New Tewkesbury quarry will build the foundations of Gloucestershire's future

After a five year battle to get planning permission to transform farmland on the edge of Tewkesbury into a quarry, SoGlos talks exclusively to owner Moreton Cullimore about what he believes the quarry means for Gloucestershire and the future of his business.

By Emma Luther  |  Published
Moreton Cullimore is at the helm of family firm Cullimore Group which has been trading in Gloucestershire for almost 100 years.

There's a huge amount of development in Gloucestershire right now. From major work on the A417 'missing link' road network to new housing estates in Cheltenham and Tewkesbury, as well as a new designer outlet shopping destination, there's a lot going on.

And, to make these ambitious plans for the future possible, raw materials from the ground are required — in significant quantities.
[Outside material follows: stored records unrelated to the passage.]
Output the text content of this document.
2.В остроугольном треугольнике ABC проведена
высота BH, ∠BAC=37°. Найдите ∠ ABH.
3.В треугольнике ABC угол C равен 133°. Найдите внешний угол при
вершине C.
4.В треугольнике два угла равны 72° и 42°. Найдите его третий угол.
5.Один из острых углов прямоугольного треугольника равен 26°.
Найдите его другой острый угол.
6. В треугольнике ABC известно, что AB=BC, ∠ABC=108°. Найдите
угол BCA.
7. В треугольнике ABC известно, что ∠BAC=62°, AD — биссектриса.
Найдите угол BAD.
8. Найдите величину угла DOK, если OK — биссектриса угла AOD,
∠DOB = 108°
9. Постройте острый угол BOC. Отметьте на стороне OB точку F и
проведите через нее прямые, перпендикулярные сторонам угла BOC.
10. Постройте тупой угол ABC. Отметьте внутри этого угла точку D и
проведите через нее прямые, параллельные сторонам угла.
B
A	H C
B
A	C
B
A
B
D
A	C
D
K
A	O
Up until now, most of the sand and gravel for new developments has been making its way into Gloucestershire from Wiltshire.

However, from 2025, there'll be a major new supplier with the launch of Bow Farm on the edge of Tewkesbury being transformed into a huge quarry to extract the minerals needed for these significant developments.

It's not been a simple journey for the owners to get to this point, with planning challenges stretching out the proposal period to five years. But since the green light was granted in February 2024, it's all systems go for Cullimore Group, with the 160 acre quarry near Twyning set to open early in 2025.

And it'll be providing much of the raw materials needed to build the foundations of homes, hospitals, schools, roads and businesses across Gloucestershire.

Managing director, Moreton Cullimore said: 'If you want bricks and concrete, you need quality minerals from quarries like mine.

'Our new quarry is a useful resource on the doorstep of Gloucestershire's development. With all of the work going on, it makes sense to have stone coming from the county instead of being imported from Wiltshire.

'Our new quarry will reduce the number of the trucks coming up the A417, reducing diesel emissions, and lowering transportation costs.'

The quarry is expected to produce 1.5million tonnes of sand and gravel over nine years before the land is transformed onto a wetland sanctuary for wildlife in 2034.

For Moreton, who was born in Gloucester and grew up in Stroud, the move to open the quarry doesn't just help literally build the foundations of Gloucestershire's future, it also secures the future of his own business.

Cullimore Group has interests in concrete, haulage and quarrying as well as a very successful fabrication site at junction 13 of the M5 with welders making gates and fixing truck bodies.

Moreton said: 'Nine years of extractable mineral work gives a reassuring future to all elements of the business. We have owned all of our sites and we are custodians of the land.

'We work with our neighbours and have pride in what we do. We're a Gloucestershire business, that owns a piece of Gloucestershire that we will work on, and the land will go back to agricultural use with the original soil returned to the ground.'

Soil from the fields, that were previously used to farm wheat and barley, will be stored and used as sound suppression bunds during the quarrying work.

Moreton added: 'Everything looks more beautiful once we have finished working on it. With the wetland pools, dragonflies and bugs will start to increase and the new hedgerows will help the habitat, with more trees having an atmospheric knock on effect.' 

His family firm, which will celebrate its 100th anniversary in 2027, employs just under 100 staff and with the roll out of the new quarry up to 20 new roles will be created.